Monday, January 18, 2010

Garamone's Blog: Comfort Crew Gets Off to Good Start

By Jim Garamone
American Forces Press Service

Jan. 16, 2010 - It's pretty amazing that the USNS Comfort is able to do what it does. This ship, now going to Haiti to provide relief for a ravaged country, has a caretaker crew most of the time. About 80 sailors and another 60 civilian mariners maintain the ship between deployments. The Comfort deploys for scheduled operations about once every two years. The ship came back from a deployment providing humanitarian aid last year.

But the earthquake in Haiti – one of the poorest countries in the world – meant that the ship had to deploy.

The ship needed a full crew. They needed to get the dining facility running and they needed to turn on the water all over the ship. And they needed to ensure there were berths for the medical detachments that poured in from around the Navy.

The scheduled deployments are planned to the nth degree. There are site visits and exchanges with the U.S. embassies and nongovernmental agencies. This deployment is just "grab it and go."

And the medical staff and crew are doing it. Most of the medical staff comes from the National Naval Medical Center in Bethesda, Md., and Portsmouth Naval Hospital in Virginia. But there are force protection sailors and corpsmen from more distant bases. The aviation detachment is from Norfolk, Va.

In many cases, this trip is the first time these sailors have met each other.
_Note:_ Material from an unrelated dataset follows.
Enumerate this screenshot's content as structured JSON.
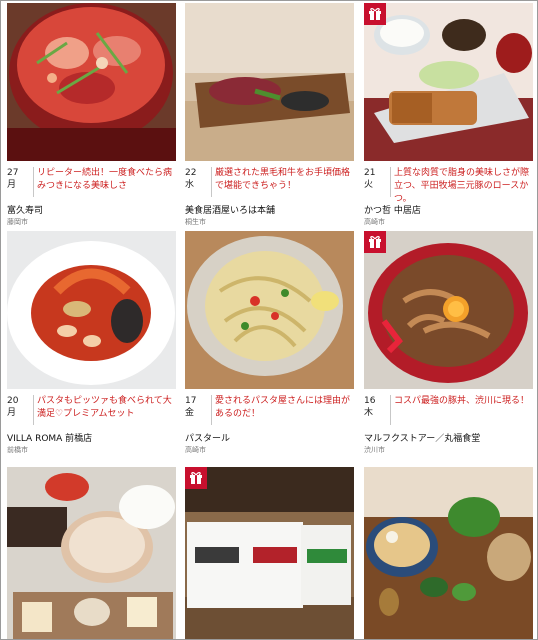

There is confusion. The first night, sailors were wandering the passageways – that's what the Navy calls halls – looking for their bunks. Cargo handlers stacked supplies on the flight deck, knowing it was more important to get underway than it was to have everything perfectly stowed. Just learning everyone's name took time.

But there has been amazing cooperation among the crew and the medical staff. They understand they have a mission to save lives and everything else is secondary.

That they can work together at all is a testament to their dedication. That they work together so well is a tribute to their military and professional training.

This will be a long deployment, and it will be tough. But it's been a good beginning.

(Jim Garamone of American Forces Press Service is reporting and blogging from USNS Comfort during its humanitarian deployment to Haiti.)